Presidente foi recebido pelo premier Rishi Sunak, com quem antecipou temas que serão discutidos durante a cúpula da aliança militar que começa amanhã na Lituânia

O presidente dos Estados Unidos, Joe Biden, encontrou-se nesta segunda-feira com o primeiro-ministro britânico, Rishi Sunak, e com o rei Charles III, durante uma breve escala em Londres. O democrata irá em seguida para a reunião da Organização do Tratado do Atlântico Norte (Otan), que começa amanhã em Vilna, onde um dos assuntos-chave deve ser a promessa americana de enviar as controversas bombas fragmentárias para ajudar a Ucrânia a repelir os invasores russos.

A escala de Biden na antiga metrópole será de menos de 24 horas: desembarcou no aeroporto de Stansted, nos arredores da capital, na noite de domingo e seguirá para a Lituânia ainda na noite desta segunda. Não chega a ser uma visita de Estado, mas é o cultivo de um laço que tornou-se ainda mais importante para Londres após seu divórcio com a União Europeia (UE), concluído em 2021.

O encontro com o rei Charles, chefe de Estado, é um sinal do prestígio que os britânicos tentam cultivar com Washington, após o presidente americano cruzar o Atlântico para o funeral da rainha Elizabeth II, em setembro, mas não para a coroação do novo monarca, em abril. Mandou em seu lugar a primeira-dama, Jill Biden, e uma das netas do casal, Finnegan.

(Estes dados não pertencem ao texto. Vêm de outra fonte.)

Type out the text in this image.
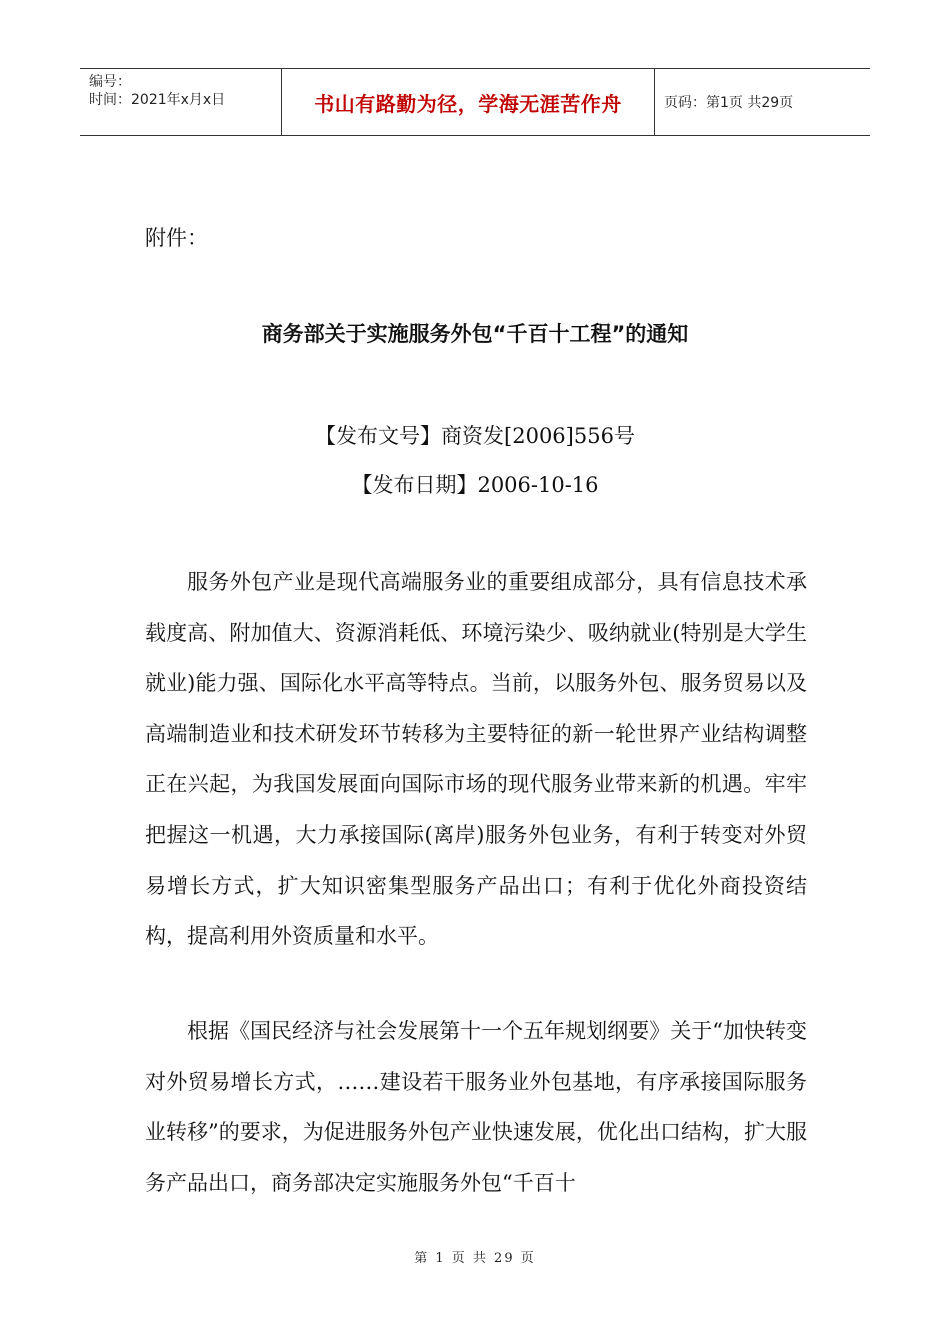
编号：
时间：2021年x月x日	书山有路勤为径，学海无涯苦作舟	页码：第1页 共29页
附件：
商务部关于实施服务外包“千百十工程”的通知
【发布文号】商资发[2006]556号
【发布日期】2006-10-16
服务外包产业是现代高端服务业的重要组成部分，具有信息技术承载度高、附加值大、资源消耗低、环境污染少、吸纳就业(特别是大学生就业)能力强、国际化水平高等特点。当前，以服务外包、服务贸易以及高端制造业和技术研发环节转移为主要特征的新一轮世界产业结构调整正在兴起，为我国发展面向国际市场的现代服务业带来新的机遇。牢牢把握这一机遇，大力承接国际(离岸)服务外包业务，有利于转变对外贸易增长方式，扩大知识密集型服务产品出口；有利于优化外商投资结构，提高利用外资质量和水平。
根据《国民经济与社会发展第十一个五年规划纲要》关于“加快转变对外贸易增长方式，……建设若干服务业外包基地，有序承接国际服务业转移”的要求，为促进服务外包产业快速发展，优化出口结构，扩大服务产品出口，商务部决定实施服务外包“千百十
第 1 页 共 29 页
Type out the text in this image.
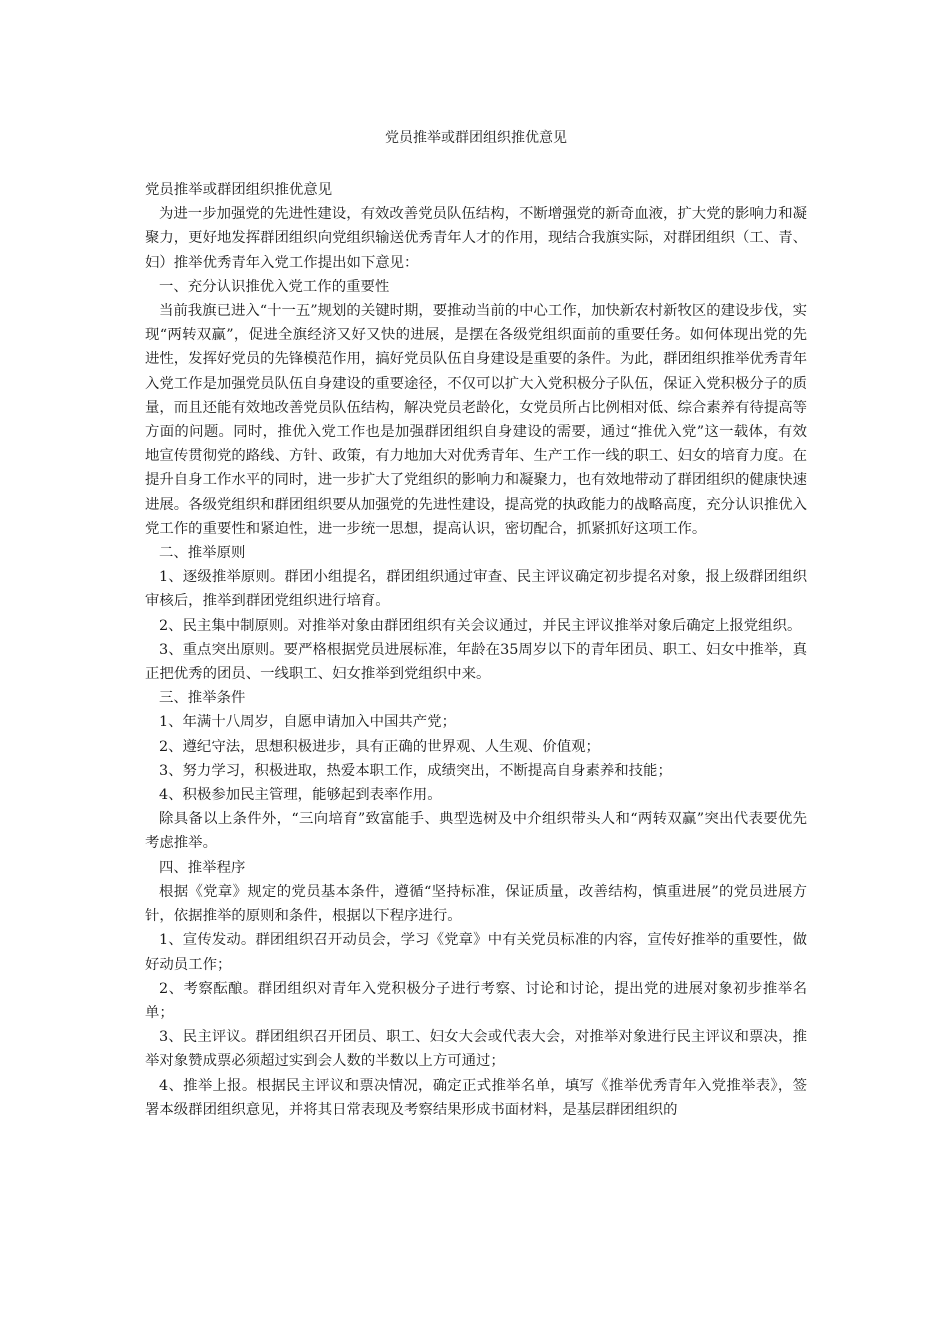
党员推举或群团组织推优意见

党员推举或群团组织推优意见

为进一步加强党的先进性建设，有效改善党员队伍结构，不断增强党的新奇血液，扩大党的影响力和凝聚力，更好地发挥群团组织向党组织输送优秀青年人才的作用，现结合我旗实际，对群团组织（工、青、妇）推举优秀青年入党工作提出如下意见：

一、充分认识推优入党工作的重要性

当前我旗已进入“十一五”规划的关键时期，要推动当前的中心工作，加快新农村新牧区的建设步伐，实现“两转双赢”，促进全旗经济又好又快的进展，是摆在各级党组织面前的重要任务。如何体现出党的先进性，发挥好党员的先锋模范作用，搞好党员队伍自身建设是重要的条件。为此，群团组织推举优秀青年入党工作是加强党员队伍自身建设的重要途径，不仅可以扩大入党积极分子队伍，保证入党积极分子的质量，而且还能有效地改善党员队伍结构，解决党员老龄化，女党员所占比例相对低、综合素养有待提高等方面的问题。同时，推优入党工作也是加强群团组织自身建设的需要，通过“推优入党”这一载体，有效地宣传贯彻党的路线、方针、政策，有力地加大对优秀青年、生产工作一线的职工、妇女的培育力度。在提升自身工作水平的同时，进一步扩大了党组织的影响力和凝聚力，也有效地带动了群团组织的健康快速进展。各级党组织和群团组织要从加强党的先进性建设，提高党的执政能力的战略高度，充分认识推优入党工作的重要性和紧迫性，进一步统一思想，提高认识，密切配合，抓紧抓好这项工作。

二、推举原则

1、逐级推举原则。群团小组提名，群团组织通过审查、民主评议确定初步提名对象，报上级群团组织审核后，推举到群团党组织进行培育。

2、民主集中制原则。对推举对象由群团组织有关会议通过，并民主评议推举对象后确定上报党组织。

3、重点突出原则。要严格根据党员进展标准，年龄在35周岁以下的青年团员、职工、妇女中推举，真正把优秀的团员、一线职工、妇女推举到党组织中来。

三、推举条件

1、年满十八周岁，自愿申请加入中国共产党；

2、遵纪守法，思想积极进步，具有正确的世界观、人生观、价值观；

3、努力学习，积极进取，热爱本职工作，成绩突出，不断提高自身素养和技能；

4、积极参加民主管理，能够起到表率作用。

除具备以上条件外，“三向培育”致富能手、典型选树及中介组织带头人和“两转双赢”突出代表要优先考虑推举。

四、推举程序

根据《党章》规定的党员基本条件，遵循“坚持标准，保证质量，改善结构，慎重进展”的党员进展方针，依据推举的原则和条件，根据以下程序进行。

1、宣传发动。群团组织召开动员会，学习《党章》中有关党员标准的内容，宣传好推举的重要性，做好动员工作；

2、考察酝酿。群团组织对青年入党积极分子进行考察、讨论和讨论，提出党的进展对象初步推举名单；

3、民主评议。群团组织召开团员、职工、妇女大会或代表大会，对推举对象进行民主评议和票决，推举对象赞成票必须超过实到会人数的半数以上方可通过；

4、推举上报。根据民主评议和票决情况，确定正式推举名单，填写《推举优秀青年入党推举表》，签署本级群团组织意见，并将其日常表现及考察结果形成书面材料，是基层群团组织的
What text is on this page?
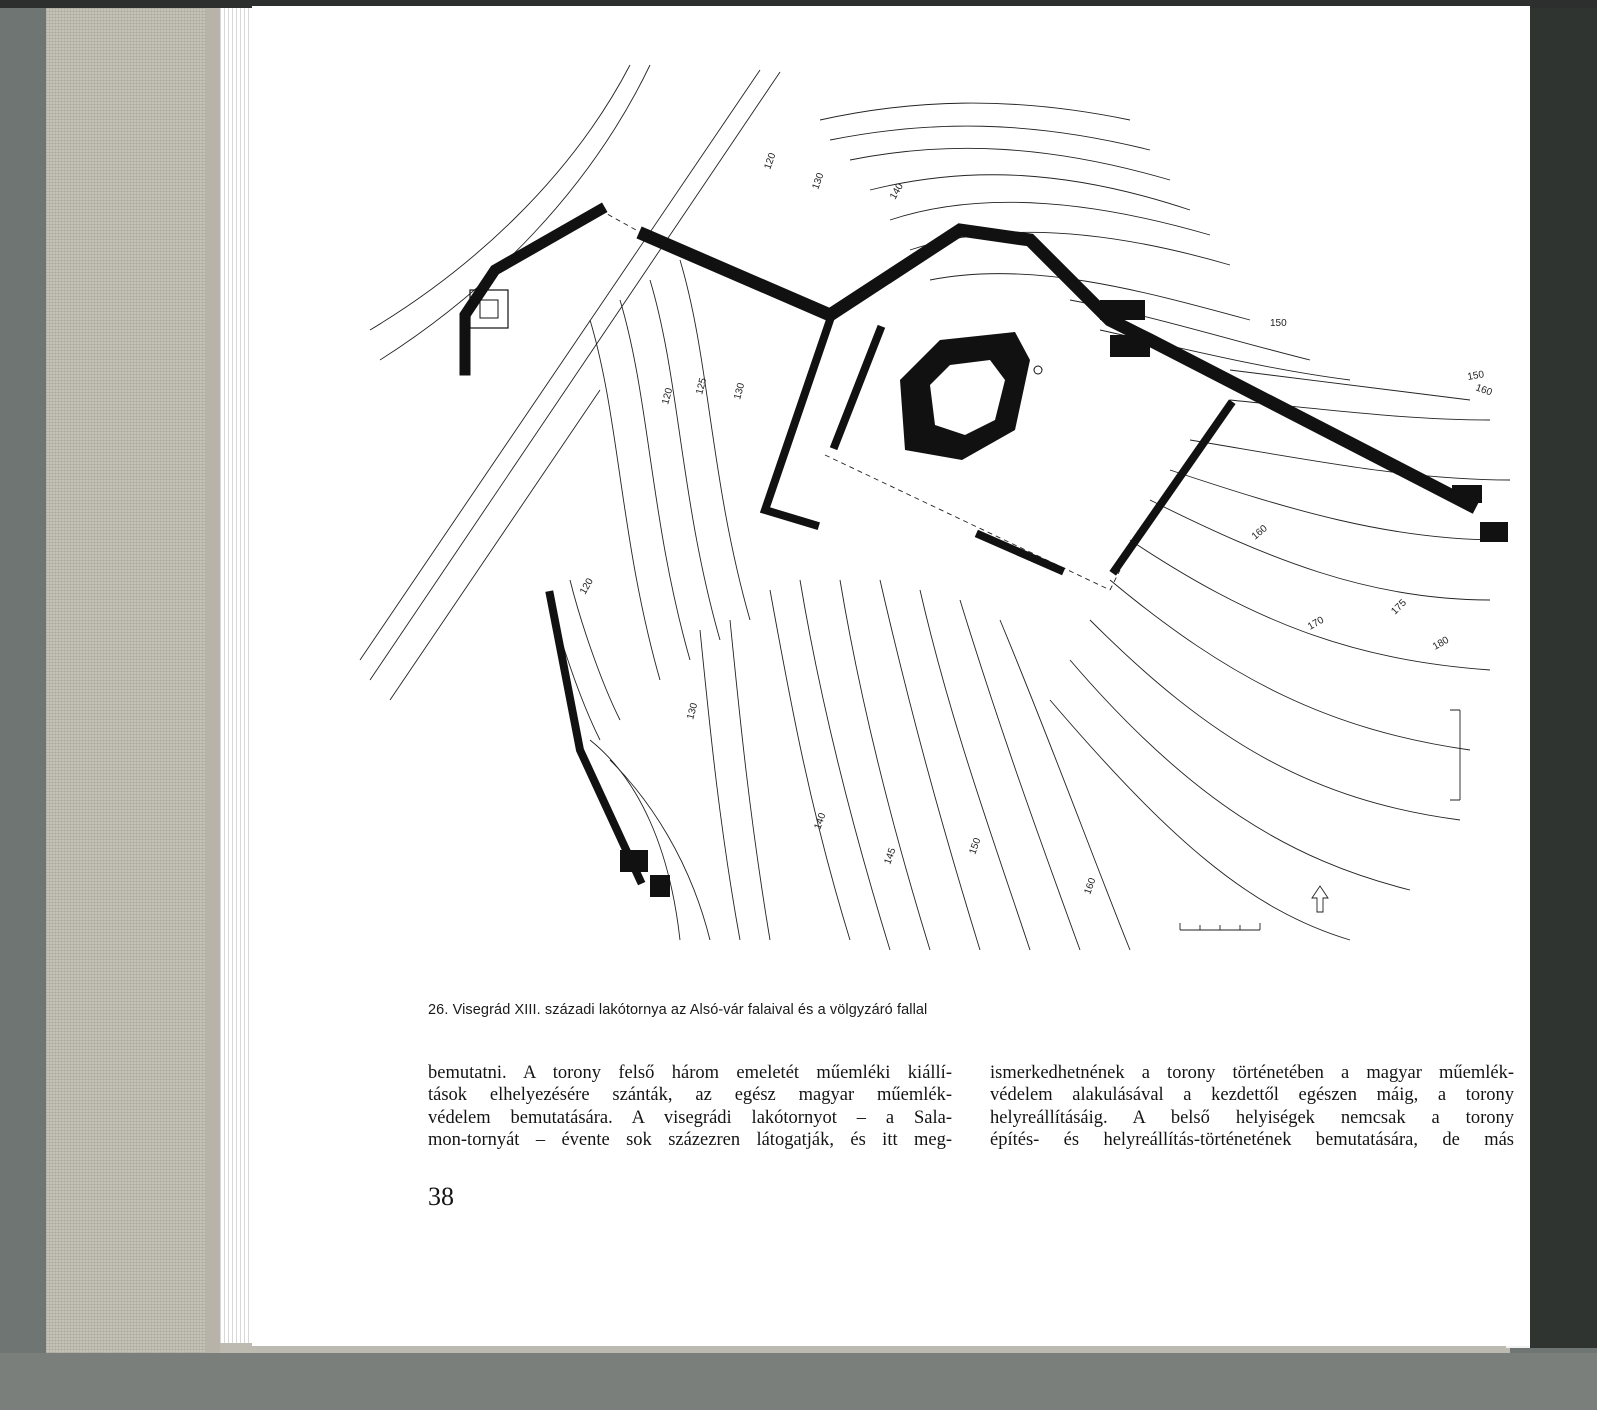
120
130
140
150
160
120
125 130
150
160
170
175
180
120
130
140
145
150
160

26. Visegrád XIII. századi lakótornya az Alsó-vár falaival és a völgyzáró fallal

bemutatni. A torony felső három emeletét műemléki kiállí-
tások elhelyezésére szánták, az egész magyar műemlék-
védelem bemutatására. A visegrádi lakótornyot – a Sala-
mon-tornyát – évente sok százezren látogatják, és itt meg-
ismerkedhetnének a torony történetében a magyar műemlék-
védelem alakulásával a kezdettől egészen máig, a torony
helyreállításáig. A belső helyiségek nemcsak a torony
építés- és helyreállítás-történetének bemutatására, de más
38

Antes da reunião, foi noticiado que o encontro no Palácio de Windsor teria como pauta temas caros a ambos: investimentos em energia verde e tentativas de combater a crise climática. Charles chama atenção para a crise ambiental desde antes de o assunto ser popular ou ser vista como algo urgente. Exercia uma espécie de ativismo do qual precisou abdicar parcialmente ao ascender ao trono, já que o monarca britânico é legalmente vetado de intervir em questões políticas.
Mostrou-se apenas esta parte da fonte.